大手3社は、この逆風にどう立ち向かうのか。
「家で洗えるスーツやスポーツメーカーとのコラボなど、新製品でなんとかサバイバル戦をしのいでいます。また、スーツ以外の事業を拡大し、生き残りを図ろうと躍起ですね」(業界アナリスト)
例えば、青山商事は駅ナカを中心に靴修理店『ミスターミニット』を展開している。さらにカード事業にも力を入れていて、2018年4〜9月期のカード事業の売上高は、前年同期比18・3%増の11億円。紳士服事業の赤字をフォローする形だ。
AOKIは2003年に始めた漫画喫茶『快活CLUB』が好調だ。

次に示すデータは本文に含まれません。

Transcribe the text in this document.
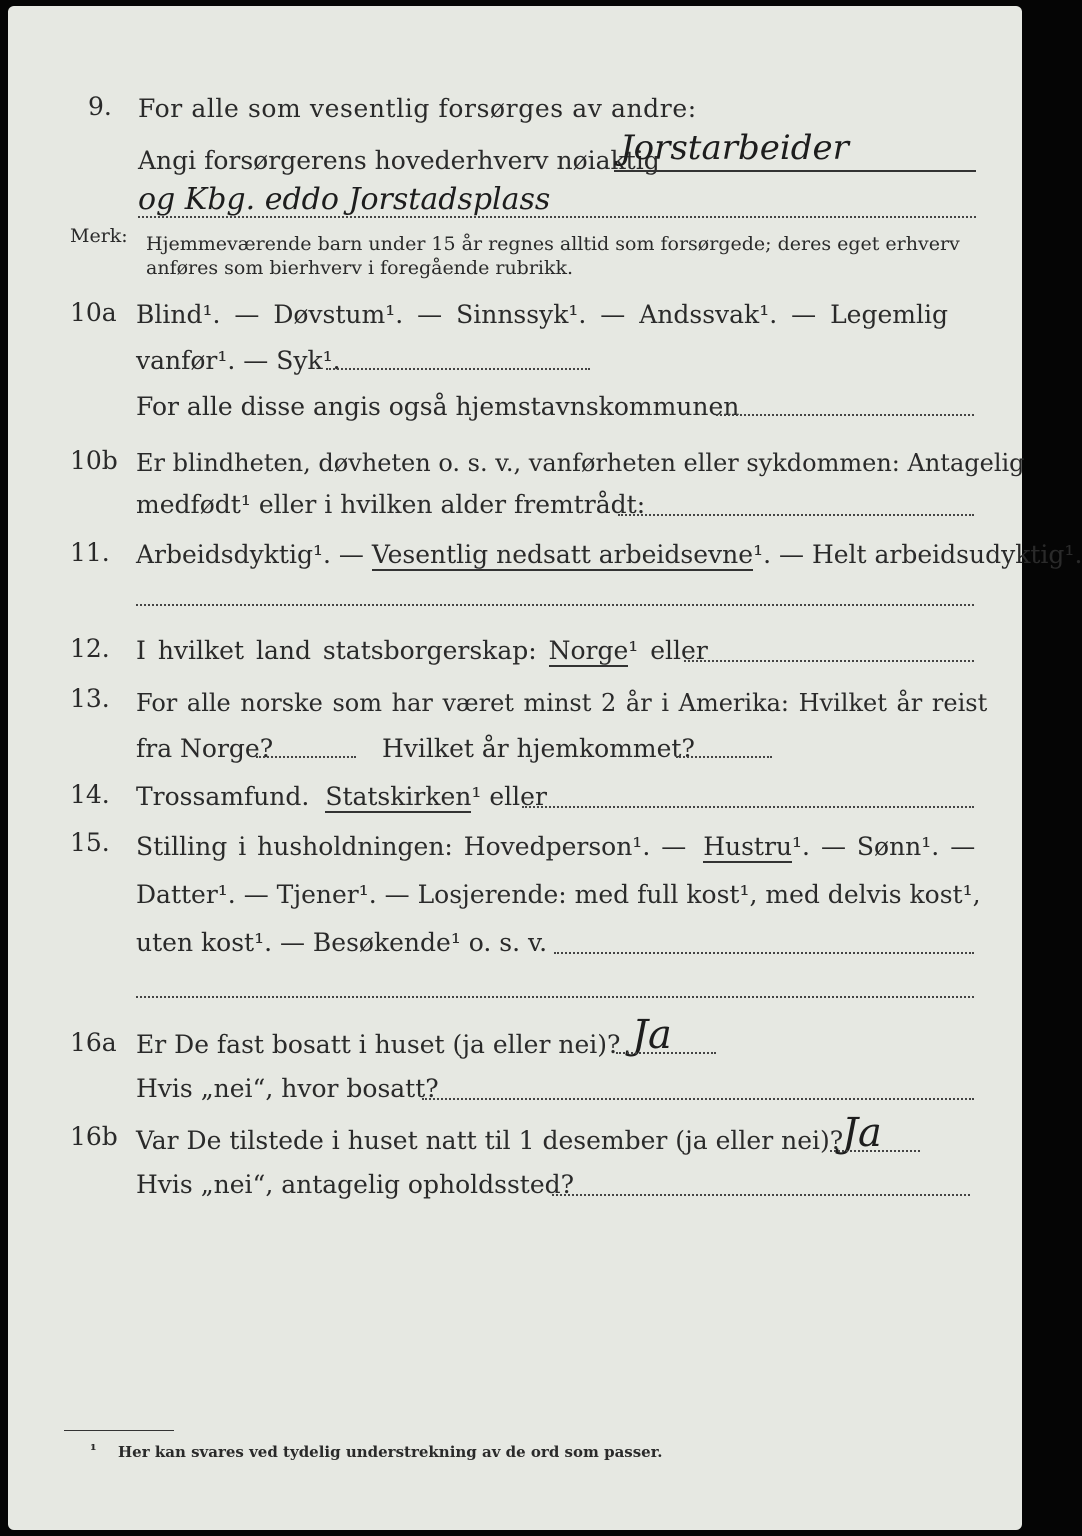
9. For alle som vesentlig forsørges av andre:
Angi forsørgerens hovederhverv nøiaktig
Jorstarbeider
og Kbg. eddo Jorstadsplass
Merk: Hjemmeværende barn under 15 år regnes alltid som forsørgede; deres eget erhverv
anføres som bierhverv i foregående rubrikk.
10a Blind¹. — Døvstum¹. — Sinnssyk¹. — Andssvak¹. — Legemlig
vanfør¹. — Syk¹.
For alle disse angis også hjemstavnskommunen
10b Er blindheten, døvheten o. s. v., vanførheten eller sykdommen: Antagelig
medfødt¹ eller i hvilken alder fremtrådt:
11. Arbeidsdyktig¹. — Vesentlig nedsatt arbeidsevne¹. — Helt arbeidsudyktig¹.
12. I hvilket land statsborgerskap: Norge¹ eller
13. For alle norske som har været minst 2 år i Amerika: Hvilket år reist
fra Norge?	Hvilket år hjemkommet?
14. Trossamfund. Statskirken¹ eller
15. Stilling i husholdningen: Hovedperson¹. — Hustru¹. — Sønn¹. —
Datter¹. — Tjener¹. — Losjerende: med full kost¹, med delvis kost¹,
uten kost¹. — Besøkende¹ o. s. v.
16a Er De fast bosatt i huset (ja eller nei)? Ja
Hvis „nei“, hvor bosatt?
16b Var De tilstede i huset natt til 1 desember (ja eller nei)?
Ja
Hvis „nei“, antagelig opholdssted?
¹ Her kan svares ved tydelig understrekning av de ord som passer.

2018年9月末時点で全国に359店と、順調に店舗数を増やしている。青山商事と同様に、この漫画喫茶事業の業績は2018年3月期の売上高が前期比12・8%増の341億円、営業利益は9.4%増で20億円の黒字となり、紳士服事業の赤字を補っている。
コナカは、とんかつ店『かつや』や、からあげ専門店『からやま』など、フード事業にも力を入れ、外食業界からはライバル視されているほど有力事業へと成長している。
もはや本業がお荷物になっている紳士服業界は、今後も異業種でのサバイバル戦を挑んでいくのだろうか。10年後、大手紳士服企業がどんな姿を見せているのか、誰にも予想がつかない。